Sven Johne
Greatest Show on Earth
04.11. – 17.12.2011
Eröffnung: Freitag, 04. November 2011 von 18 – 21 Uhr
"1984 war ich das erste Mal im Zirkus, ein Gastspiel des berühmten Zirkus Probst, eine großartige Show. Ich hatte so etwas noch nie gesehen, hier schien die Schwerkraft überwunden und wilde Tiere waren folgsam und sanft. 2011 tourt dieser Zirkus wieder, von Anfang März bis Mitte November. Es ist seine 66. Tournee. Sie führt ihn diesmal durch ganz Ostdeutschland, in über 50 Städte und Dörfer, etwa 4.000 Kilometer. Ich werde diesem Zirkus folgen, werde in jede Stadt und in jedes Dorf reisen – aber erst kurz nachdem das Chapiteau wieder abgebaut ist. Ich bin erst da, wenn der Platz schon wieder leer ist."

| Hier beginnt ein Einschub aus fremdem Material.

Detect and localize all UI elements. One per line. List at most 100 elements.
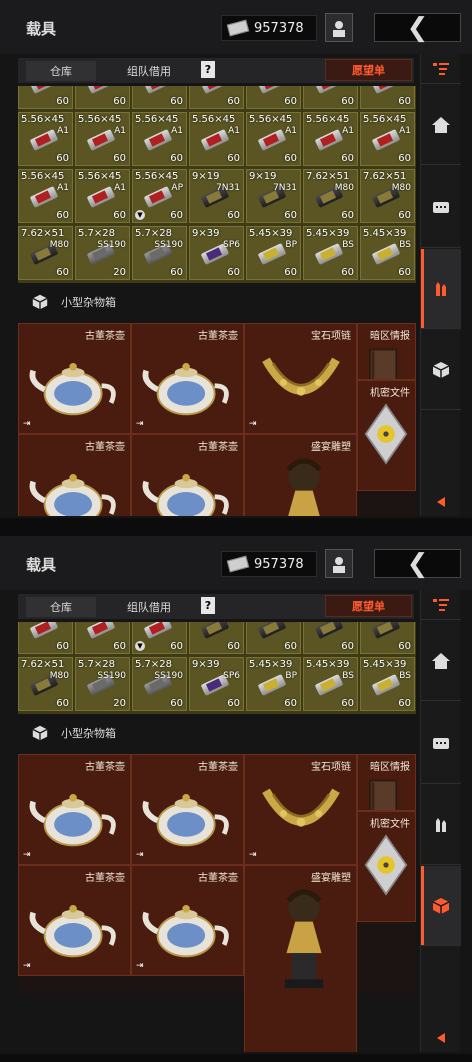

(Sven Johne, Februar 2011)
Das traditionelle Bild des 'Wanderzirkus', gekoppelt an elterliche Erzählung und Kindheitserinnerungen – an eine Zeit vor dem 'richtigen Leben' – mag anachronistisch erscheinen, trägt aber auch heute noch die Verheißung potentiellen Glücks in sich. Sven Johne nimmt in seiner Ausstellung "Greatest Show on Earth" diesen Bezug konkret auf und entwickelt ihn im Sinne einer Daseinsmetapher weiter. Das 'Höher, Schneller, Weiter' des 'Systems Zirkus' sind Schlagworte einer gesellschaftlichen Verfasstheit, deren Lust an Sensationen, Luxus und spekulativem Gewinn zunehmend von Überdruss, Enttäuschung und einem Gefühl der (inneren) Leere begleitet wird. Sven Johne spürt diesem Phänomen in einem präzise abgestimmten Ensemble neuer Arbeiten nach, die wie bildhafte, aufs Wesentliche reduzierte Allegorien zueinander in Bezug gesetzt werden. So verschränken sich die fotografierte Lakonie leerer Zirkusspielstätten (Following the Circus, 2011) mit dem ewigen Versprechen puren Goldes (El Dorado, 2011) oder der visuellen Pracht von Edelrosen (Roses from Africa, 2011), die mit höchstem Logistikaufwand aus fernen Winkeln der Erde herangeschafft werden und nur im kurzen Moment ihrer Blüte handelbar sind. Dazu kündigt ein Anheizer in Dauerschleife (Greatest Show on Earth, 2011) eine sensationelle Attraktion nach der anderen an, die bei genauerem Hinhören jedoch eher Zweifel und Unbehagen wecken.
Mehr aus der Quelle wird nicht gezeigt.